Around 40 million years before the Cambrian explosion, the young oceans born of Snowball Earth's thaw hosted a remarkable flourishing of organisms: the Ediacaran biota. First described from the Ediacara Hills of South Australia in 1946, these fossils are now identified in rocks from Russia to China, Namibia to Canada.

Ediacaran organisms were strikingly diverse, yet all were soft-bodied — no shells, bones, or mineralised skeletons. Among the best-documented, Dickinsonia lived on the seafloor across millions of years, ranging in body size from 1 mm to 1.4 metres. In 2018 researchers detected sterol biomarkers preserved in Dickinsonia fossils, placing it among the oldest confirmed animal-grade organisms — though its precise classification remains disputed. Charnia, superficially plant-like, lived in deep water below the photic zone, suggesting it was not photosynthetic and may be closer to an animal or fungal lineage.
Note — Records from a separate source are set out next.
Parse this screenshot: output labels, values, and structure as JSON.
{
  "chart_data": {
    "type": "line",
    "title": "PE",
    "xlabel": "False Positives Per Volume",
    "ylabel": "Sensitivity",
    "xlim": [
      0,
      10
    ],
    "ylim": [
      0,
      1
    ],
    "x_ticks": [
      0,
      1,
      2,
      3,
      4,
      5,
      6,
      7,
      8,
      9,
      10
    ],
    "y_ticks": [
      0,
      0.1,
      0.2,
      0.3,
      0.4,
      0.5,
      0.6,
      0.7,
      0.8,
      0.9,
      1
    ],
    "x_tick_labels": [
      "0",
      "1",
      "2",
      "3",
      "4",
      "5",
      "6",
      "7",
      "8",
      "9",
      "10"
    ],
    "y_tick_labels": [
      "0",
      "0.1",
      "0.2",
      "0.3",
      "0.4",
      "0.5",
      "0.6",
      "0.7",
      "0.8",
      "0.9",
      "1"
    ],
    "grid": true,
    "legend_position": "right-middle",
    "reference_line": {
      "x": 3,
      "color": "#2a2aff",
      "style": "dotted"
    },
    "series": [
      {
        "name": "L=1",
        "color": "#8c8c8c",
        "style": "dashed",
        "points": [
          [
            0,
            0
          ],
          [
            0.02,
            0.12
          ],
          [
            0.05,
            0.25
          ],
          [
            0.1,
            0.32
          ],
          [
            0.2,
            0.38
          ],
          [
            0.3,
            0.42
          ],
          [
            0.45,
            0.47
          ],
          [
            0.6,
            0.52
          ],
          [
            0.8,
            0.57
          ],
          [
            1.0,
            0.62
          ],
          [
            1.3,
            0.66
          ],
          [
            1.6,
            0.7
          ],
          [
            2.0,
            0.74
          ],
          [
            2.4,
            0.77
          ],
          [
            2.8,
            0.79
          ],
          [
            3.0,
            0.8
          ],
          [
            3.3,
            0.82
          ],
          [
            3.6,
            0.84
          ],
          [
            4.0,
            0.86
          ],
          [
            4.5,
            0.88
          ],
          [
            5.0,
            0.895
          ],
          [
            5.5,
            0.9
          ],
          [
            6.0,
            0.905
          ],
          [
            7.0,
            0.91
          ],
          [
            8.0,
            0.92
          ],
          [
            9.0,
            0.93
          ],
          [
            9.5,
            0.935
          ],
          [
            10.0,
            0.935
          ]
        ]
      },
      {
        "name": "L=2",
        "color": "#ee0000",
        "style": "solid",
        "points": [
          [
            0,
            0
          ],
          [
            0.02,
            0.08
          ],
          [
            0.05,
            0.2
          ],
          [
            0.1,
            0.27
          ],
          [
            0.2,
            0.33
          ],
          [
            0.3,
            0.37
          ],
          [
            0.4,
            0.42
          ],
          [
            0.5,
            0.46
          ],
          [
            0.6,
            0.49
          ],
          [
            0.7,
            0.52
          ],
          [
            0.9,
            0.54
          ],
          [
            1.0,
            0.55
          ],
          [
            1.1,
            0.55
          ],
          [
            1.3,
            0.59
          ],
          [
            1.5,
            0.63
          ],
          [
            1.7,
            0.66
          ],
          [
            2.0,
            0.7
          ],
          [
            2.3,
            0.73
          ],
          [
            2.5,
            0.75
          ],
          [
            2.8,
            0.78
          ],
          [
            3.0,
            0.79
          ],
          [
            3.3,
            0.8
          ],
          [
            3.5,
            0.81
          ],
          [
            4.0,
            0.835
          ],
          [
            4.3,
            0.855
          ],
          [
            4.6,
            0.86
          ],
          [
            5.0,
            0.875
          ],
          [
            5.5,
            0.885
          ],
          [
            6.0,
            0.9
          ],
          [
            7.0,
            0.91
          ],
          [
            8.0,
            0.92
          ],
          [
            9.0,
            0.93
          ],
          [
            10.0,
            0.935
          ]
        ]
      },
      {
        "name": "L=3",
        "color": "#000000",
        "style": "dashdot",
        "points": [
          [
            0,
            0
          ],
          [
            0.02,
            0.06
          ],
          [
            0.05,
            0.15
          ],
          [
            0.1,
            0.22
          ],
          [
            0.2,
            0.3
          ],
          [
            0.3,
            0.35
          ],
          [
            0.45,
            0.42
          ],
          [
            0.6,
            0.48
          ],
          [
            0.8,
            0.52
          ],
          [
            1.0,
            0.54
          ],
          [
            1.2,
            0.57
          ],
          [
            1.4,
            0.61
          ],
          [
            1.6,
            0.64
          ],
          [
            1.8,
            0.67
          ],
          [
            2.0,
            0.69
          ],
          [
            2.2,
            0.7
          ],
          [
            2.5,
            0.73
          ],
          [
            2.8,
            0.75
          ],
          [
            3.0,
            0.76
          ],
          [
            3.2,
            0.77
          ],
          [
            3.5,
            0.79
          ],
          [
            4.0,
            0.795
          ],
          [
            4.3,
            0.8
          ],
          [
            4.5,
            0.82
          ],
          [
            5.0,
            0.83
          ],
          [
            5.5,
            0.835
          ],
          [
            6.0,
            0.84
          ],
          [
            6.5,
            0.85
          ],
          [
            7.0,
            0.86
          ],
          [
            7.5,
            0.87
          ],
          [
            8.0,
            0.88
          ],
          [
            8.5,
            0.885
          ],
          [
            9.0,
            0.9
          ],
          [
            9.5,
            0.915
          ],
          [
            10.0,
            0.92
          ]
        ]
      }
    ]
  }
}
The mystery of the Ediacaran biota extends to its ending as much as its identity. By the Cambrian boundary, most of these organisms had vanished, replaced rapidly by animals bearing shells, eyes, and jointed limbs. One interpretation holds that the entire Ediacaran assemblage represents an evolutionary dead end — a failed experiment in multicellularity. Another sees animal lineages rooting within this community. Recent trace fossil evidence points to actively moving, likely animal-grade organisms already present in the Ediacaran.

Whatever their true evolutionary affinities, the Ediacaran biota mark a threshold in the history of life: the first major rehearsal of the transition from a microscopic world to a multicellular, macroscopic, and visible biosphere.